The visual voicemail feature on your iPhone allows you to see all your voicemails without needing to call up a number first. Visual voicemail lists of all your voicemail messages so you can choose which ones to listen to now or later, and which to share or delete. Depending on your iPhone model and location, you may also be able to read transcripts of your voicemail messages with the iPhone’s voicemail-to-text feature. You can organize, delete, and play voicemails from this handy menu, but first you need to know how to set it up to work properly.
This process should work on most modern iPhones, right up to the new iPhone 11 models, although you will want to make sure that iOS is updated before you begin — do this via Settings > General > Software Update. Once you’ve updated to the latest version of iOS 13 you should be all set. If you haven’t set up basic voicemail through your carrier yet, skip down to our additional tip to get started and make sure everything is ready for visual voicemail.
You can even save your visual voicemail messages as notes or voice memos, or share them with apps like Messages, Mail, or AirDrop.
Setting up voicemail on your iPhone
Mostly all phone service providers in North America support visual voicemail. Apple has a full list of carriers and what they support for your reference, but if you use any major carrier, you are covered. Here’s how to proceed.
- Go to the Phone app at the bottom of your iPhone home screen and select it. At the bottom of the phone window you will see the Voicemail icon in the right corner. Select it to open up your visual voicemail.
- The voicemail screen should show an empty space with a button to Set up now in the center of the screen. Tap this. Now you have a choice: If you have used iPhone’s voicemail service in the past and have signed into it before, you can input your old password here to automatically access your old voicemails. If you have never used visual voicemail before, then you will have to create a password and enter it. When you’re finished, select Done.
- Now your iPhone will bring up the Greeting screen. If you don’t care much about the greeting, you can select Default and then Done to skip this step. If you want to personalize your greeting, select Custom, then Record to record your greeting, and Play to repeat it back. When you’re happy with it, select Done.

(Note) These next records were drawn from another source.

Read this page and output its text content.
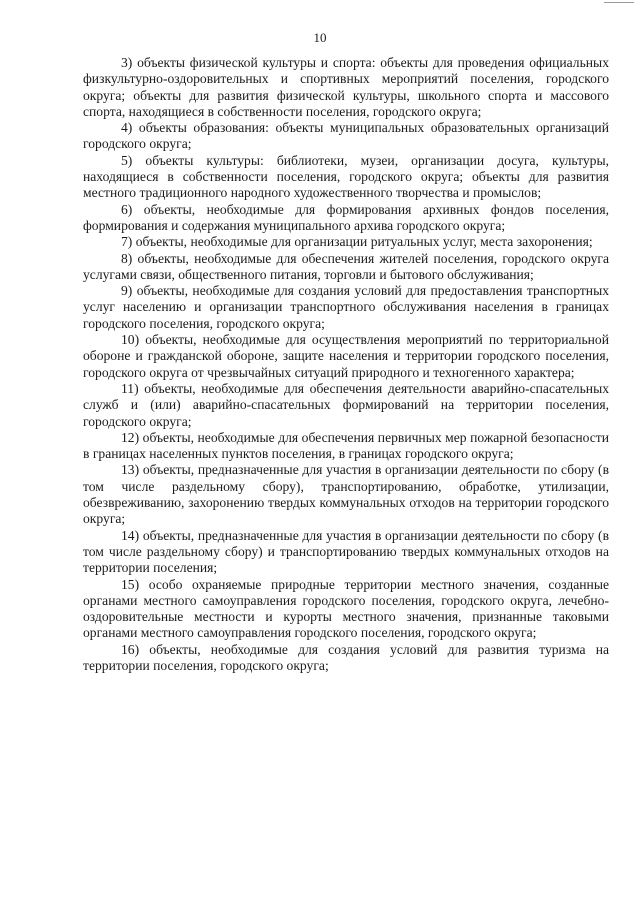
10

3) объекты физической культуры и спорта: объекты для проведения официальных физкультурно-оздоровительных и спортивных мероприятий поселения, городского округа; объекты для развития физической культуры, школьного спорта и массового спорта, находящиеся в собственности поселения, городского округа;

4) объекты образования: объекты муниципальных образовательных организаций городского округа;

5) объекты культуры: библиотеки, музеи, организации досуга, культуры, находящиеся в собственности поселения, городского округа; объекты для развития местного традиционного народного художественного творчества и промыслов;

6) объекты, необходимые для формирования архивных фондов поселения, формирования и содержания муниципального архива городского округа;

7) объекты, необходимые для организации ритуальных услуг, места захоронения;

8) объекты, необходимые для обеспечения жителей поселения, городского округа услугами связи, общественного питания, торговли и бытового обслуживания;

9) объекты, необходимые для создания условий для предоставления транспортных услуг населению и организации транспортного обслуживания населения в границах городского поселения, городского округа;

10) объекты, необходимые для осуществления мероприятий по территориальной обороне и гражданской обороне, защите населения и территории городского поселения, городского округа от чрезвычайных ситуаций природного и техногенного характера;

11) объекты, необходимые для обеспечения деятельности аварийно-спасательных служб и (или) аварийно-спасательных формирований на территории поселения, городского округа;

12) объекты, необходимые для обеспечения первичных мер пожарной безопасности в границах населенных пунктов поселения, в границах городского округа;

13) объекты, предназначенные для участия в организации деятельности по сбору (в том числе раздельному сбору), транспортированию, обработке, утилизации, обезвреживанию, захоронению твердых коммунальных отходов на территории городского округа;

14) объекты, предназначенные для участия в организации деятельности по сбору (в том числе раздельному сбору) и транспортированию твердых коммунальных отходов на территории поселения;

15) особо охраняемые природные территории местного значения, созданные органами местного самоуправления городского поселения, городского округа, лечебно-оздоровительные местности и курорты местного значения, признанные таковыми органами местного самоуправления городского поселения, городского округа;

16) объекты, необходимые для создания условий для развития туризма на территории поселения, городского округа;
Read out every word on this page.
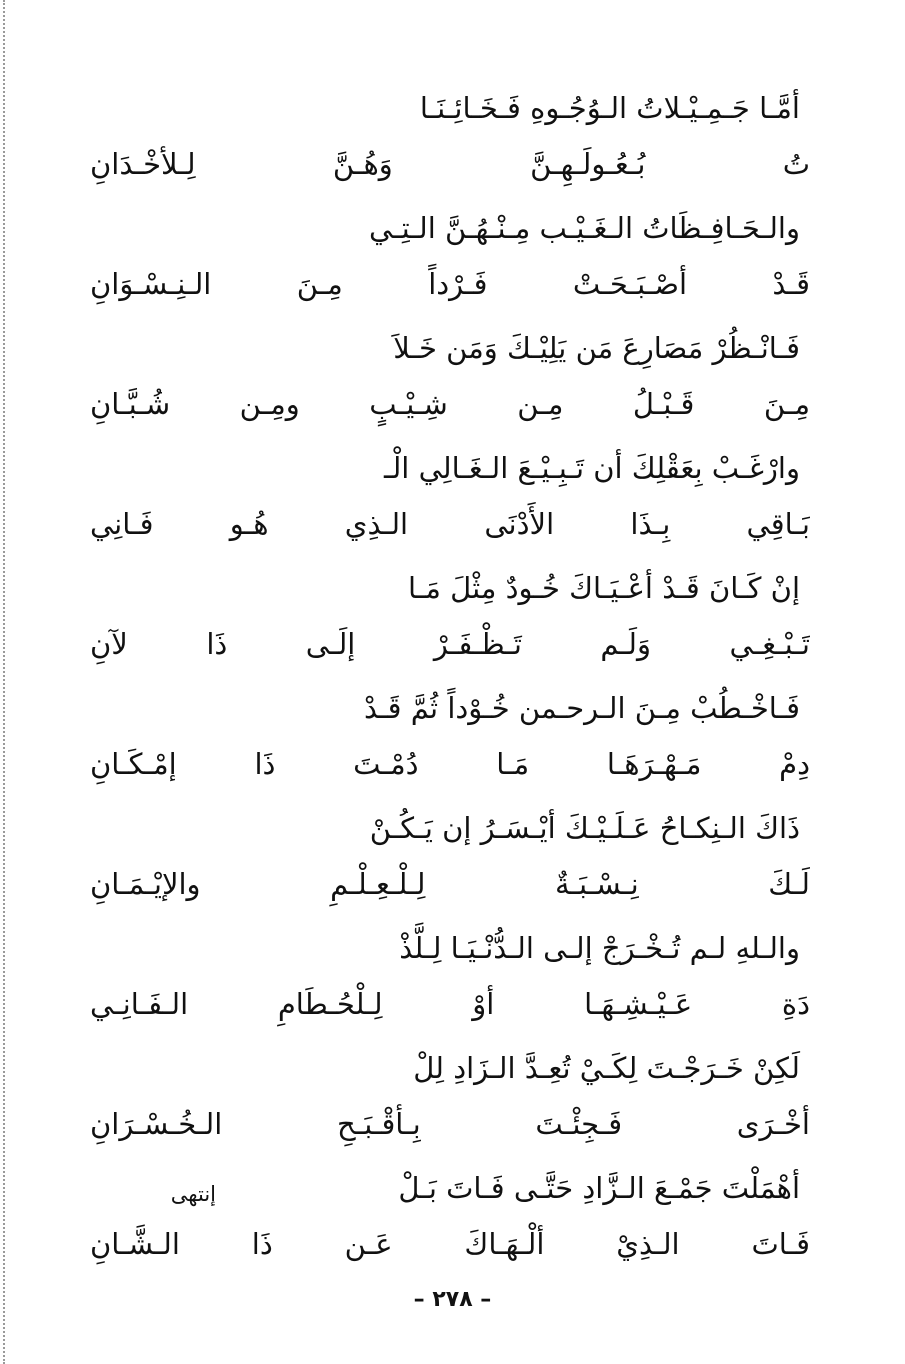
أمَّـا جَـمِـيْـلاتُ الـوُجُـوهِ فَـخَـائِـنَـا
تُ بُـعُـولَـهِـنَّ وَهُـنَّ لِـلأخْـدَانِ
والـحَـافِـظَاتُ الـغَـيْـب مِـنْـهُـنَّ الـتِـي
قَـدْ أصْـبَـحَـتْ فَـرْداً مِـنَ الـنِـسْـوَانِ
فَـانْـظُرْ مَصَارِعَ مَن يَلِيْـكَ وَمَن خَـلاَ
مِـنَ قَـبْـلُ مِـن شِـيْـبٍ ومِـن شُـبَّـانِ
وارْغَـبْ بِعَقْلِكَ أن تَـبِـيْـعَ الـغَـالِي الْـ
بَـاقِي بِـذَا الأَدْنَى الـذِي هُـو فَـانِي
إنْ كَـانَ قَـدْ أعْـيَـاكَ خُـودٌ مِثْلَ مَـا
تَـبْـغِـي وَلَـم تَـظْـفَـرْ إلَـى ذَا لآنِ
فَـاخْـطُبْ مِـنَ الـرحـمن خُـوْداً ثُمَّ قَـدْ
دِمْ مَـهْـرَهَـا مَـا دُمْـتَ ذَا إمْـكَـانِ
ذَاكَ الـنِكـاحُ عَـلَـيْـكَ أيْـسَـرُ إن يَـكُـنْ
لَـكَ نِـسْـبَـةٌ لِـلْـعِـلْـمِ والإيْـمَـانِ
والـلهِ لـم تُـخْـرَجْ إلـى الـدُّنْـيَـا لِـلَّذْ
دَةِ عَـيْـشِـهَـا أوْ لِـلْحُـطَامِ الـفَـانِـي
لَكِنْ خَـرَجْـتَ لِكَـيْ تُعِـدَّ الـزَادِ لِلْ
أخْـرَى فَـجِئْـتَ بِـأقْـبَـحِ الـخُـسْـرَانِ
أهْمَلْتَ جَمْـعَ الـزَّادِ حَتَّـى فَـاتَ بَـلْ
فَـاتَ الـذِيْ ألْـهَـاكَ عَـن ذَا الـشَّـانِ
إنتهى
– ٢٧٨ –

- Your iPhone voicemail is now officially set up. However, you can also take a look here to learn more about how to move voicemails around Apple services. You can share voicemails with AirDrop, mail them to others, save them as an audio memo to save on space, and more. Just tap the voicemail message you wish to save and tap the share button.
Set up a visual voicemail transcript
Beginning with iOS 10, and operative on iPhones dating back to the iPhone 6S, you can see both your visual voicemail and a text transcript of the message. Voicemail transcripts take the audio file and run it through Apple’s servers using machine learning to transcribe the audio into text. That way, you can either listen to or read your messages. In order to see both, you need to have Siri enabled via Settings > Siri & Search > and Language English (U.S.) or English (Canada). After you set it up, you can tap on any previous or existing message, and it will start a new text transcription of it.
Not satisfied? Try an app
If Apple’s visual voicemail interface leaves you unimpressed, you can look for an iOS visual voicemail app to replace it. We suggest trying an app like InstaVoice or YouMail. These free apps provide unique interfaces and additional features — like linking multiple phone numbers — that you may prefer to Apple’s standard offering.
Setting up basic voicemail
You may want to set up and use basic voicemail on your phone until you are ready for visual voicemail. If you just switched carriers or this is your first carrier, you will probably need to set up basic voicemail directly with them. This is a good option if you’re still getting comfortable with your phone and want to start off with traditional voicemail.
Most of these setup procedures require dialing the right number and setting up your voicemail over the phone, but they all differ in small ways. Let’s go through by major carrier to see what they require.
AT&T: You can read AT&T’s specific instructions here. You will want to start by pressing the Voicemail key or holding down the 1 key. You then set up a greeting and a password (it’s required) for your voicemail. AT&T also lets you upgrade your voicemail for more space, but that’s not necessary to set up visual voicemail.
T-Mobile: Like Verizon, T-Mobile directs you to the Apple instruction page to set up visual voicemail.